En 1955 yo tenía la certeza de que él llegaría a ser un mago, ya que, cuando llevaba solo tres meses en este mundo, me sacó el reloj de bolsillo. Hoy sé que fue Emma la que le estiró el bracito: tras ese último parto estaba gravemente enferma, pero seguía dominando la magia como siempre, y quiso proporcionarme por un momento la esperanza de que por fin teníamos un hijo con dotes para la magia. Yo me lo creí con sumo gusto, sobre todo después de que, tras la muerte de Emma, yo también enfermase. Sin embargo, Johann nunca llegó a ver la carta, ya que, en primer lugar, conseguí curarme; y, en segundo lugar, porque en algún momento quedó claro que él había nacido para ser actor, no mago. ¡Mi maravillosa Emma! ¡Cuánto me hubiera gustado perdonarle ese último truco! Quien hace trampas por amor ama de verdad.

¡Pequeña Mathilda! ¡Cuántas cosas me gustaría transmitirte! ¡Y es que cuando leas esta carta ya serás toda una mujercita! Espero poder escribirlo todo. Ahora tengo ciento seis años. A la muerte no la detiene ningún truco de magia, aunque algunos colegas sospechan que es lo que vengo haciendo desde hace varios años. Solo Pospischil, la colega de Viena, es mayor que yo, pero aun así sigue siendo una mujer bella. De ella también te hablaré.

Todavía disfruto de estar vivo. Es cierto que ya no me llega correspondencia de mucha gente que conocí y con la que me gustaba reunirme, incluso alguna a la que quise, pero, cuando lo hermoso escasea, se hace aún más valioso.

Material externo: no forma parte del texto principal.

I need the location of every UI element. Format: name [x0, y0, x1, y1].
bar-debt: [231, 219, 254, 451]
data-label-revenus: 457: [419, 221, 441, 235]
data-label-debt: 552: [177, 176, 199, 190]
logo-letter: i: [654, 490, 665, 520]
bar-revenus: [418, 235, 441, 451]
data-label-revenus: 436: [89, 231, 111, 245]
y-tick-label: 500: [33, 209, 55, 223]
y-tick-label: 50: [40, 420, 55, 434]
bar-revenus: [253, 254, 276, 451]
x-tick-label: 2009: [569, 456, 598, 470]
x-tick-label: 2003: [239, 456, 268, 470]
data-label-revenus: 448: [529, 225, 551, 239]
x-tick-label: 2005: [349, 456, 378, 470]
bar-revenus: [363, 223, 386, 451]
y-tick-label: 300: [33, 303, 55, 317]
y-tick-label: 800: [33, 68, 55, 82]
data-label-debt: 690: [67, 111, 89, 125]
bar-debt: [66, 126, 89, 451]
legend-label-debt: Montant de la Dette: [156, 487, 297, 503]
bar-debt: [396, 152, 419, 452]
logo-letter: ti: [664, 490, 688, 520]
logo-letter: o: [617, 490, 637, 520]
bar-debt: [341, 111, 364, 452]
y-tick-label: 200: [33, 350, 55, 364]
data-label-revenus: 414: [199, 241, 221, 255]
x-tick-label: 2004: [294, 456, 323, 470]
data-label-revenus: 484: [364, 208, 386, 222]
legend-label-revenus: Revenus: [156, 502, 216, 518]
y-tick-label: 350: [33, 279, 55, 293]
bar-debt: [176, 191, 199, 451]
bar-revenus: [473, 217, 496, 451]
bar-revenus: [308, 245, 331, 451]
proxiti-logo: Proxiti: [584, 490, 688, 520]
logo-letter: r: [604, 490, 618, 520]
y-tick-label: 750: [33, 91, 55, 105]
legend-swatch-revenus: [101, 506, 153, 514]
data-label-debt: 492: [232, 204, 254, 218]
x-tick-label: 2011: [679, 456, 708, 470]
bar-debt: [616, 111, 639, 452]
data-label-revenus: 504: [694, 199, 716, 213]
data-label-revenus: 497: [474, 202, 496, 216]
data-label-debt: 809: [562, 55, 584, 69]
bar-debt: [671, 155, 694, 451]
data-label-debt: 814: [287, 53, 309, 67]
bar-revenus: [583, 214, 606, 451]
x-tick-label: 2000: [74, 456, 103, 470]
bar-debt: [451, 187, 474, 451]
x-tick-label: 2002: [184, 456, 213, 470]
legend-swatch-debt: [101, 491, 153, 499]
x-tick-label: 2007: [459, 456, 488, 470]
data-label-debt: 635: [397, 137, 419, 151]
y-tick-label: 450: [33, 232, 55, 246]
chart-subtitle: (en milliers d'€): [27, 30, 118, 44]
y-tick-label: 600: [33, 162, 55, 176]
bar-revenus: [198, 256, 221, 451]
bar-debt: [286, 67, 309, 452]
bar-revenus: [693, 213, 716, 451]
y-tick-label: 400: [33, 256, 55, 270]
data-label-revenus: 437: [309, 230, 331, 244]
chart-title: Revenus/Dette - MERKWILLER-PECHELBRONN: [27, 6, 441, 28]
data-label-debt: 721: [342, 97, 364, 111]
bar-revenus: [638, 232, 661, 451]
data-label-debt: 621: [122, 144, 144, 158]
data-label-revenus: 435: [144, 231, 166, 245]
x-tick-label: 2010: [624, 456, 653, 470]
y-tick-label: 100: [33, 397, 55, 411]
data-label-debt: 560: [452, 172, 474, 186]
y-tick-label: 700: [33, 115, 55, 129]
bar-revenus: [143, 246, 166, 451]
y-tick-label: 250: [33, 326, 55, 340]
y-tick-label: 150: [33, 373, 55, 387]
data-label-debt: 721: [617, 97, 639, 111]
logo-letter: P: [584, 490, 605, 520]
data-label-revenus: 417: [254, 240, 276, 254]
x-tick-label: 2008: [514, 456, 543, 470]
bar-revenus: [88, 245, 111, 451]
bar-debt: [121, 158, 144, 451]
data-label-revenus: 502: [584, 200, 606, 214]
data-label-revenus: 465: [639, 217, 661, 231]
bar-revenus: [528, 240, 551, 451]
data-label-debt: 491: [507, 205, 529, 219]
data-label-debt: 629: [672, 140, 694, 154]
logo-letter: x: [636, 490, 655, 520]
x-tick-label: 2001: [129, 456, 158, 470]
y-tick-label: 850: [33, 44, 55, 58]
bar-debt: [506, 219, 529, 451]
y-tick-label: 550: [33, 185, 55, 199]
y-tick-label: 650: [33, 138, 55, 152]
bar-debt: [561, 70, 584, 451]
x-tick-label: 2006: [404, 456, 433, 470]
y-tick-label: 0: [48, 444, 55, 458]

De todos modos, no estoy solo. Hablo mucho con tu madre, con mi actual asistente, Waldemar IV, y con el antiguo, Waldemar III, dedicado ahora a escribir libros. Y también hablo con tu padre, al menos cuando no está en algún rodaje.

Conservo las libretas de direcciones de todas las etapas de mi vida. Las que son de papel y fueron escritas a mano ahora solo contienen nombres envueltos en un círculo con una raya vertical fina y otra más gruesa. Es la doble barra que marca el final de toda música. ¡Nunca dibujo cruces en una libreta de direcciones! A fin de cuentas, muchos de mis muertos son musulmanes o judíos.

Asimismo, desde hace algunos años borro de vez en cuando de mis dispositivos electrónicos y teléfonos móviles a la gente a la que ya no puedo localizar. Eso me entristece, porque sé que olvido con más facilidad los nombres borrados electrónicamente que los marcados con el círculo.

Pero eso es lo hermoso de la vida: siempre aparecen personas nuevas, las hay a montones moviéndose por ahí y, con un poco de suerte, uno puede llegar a trabar amistad con ellas, a pesar de ser demasiado viejo.

Mientras te escribo esto, tú eres la personita más joven que se mueve entre nosotros. Iré a verte dentro de un momento, pero, por si acaso, dejaré mis nuevas gafas encima del escritorio.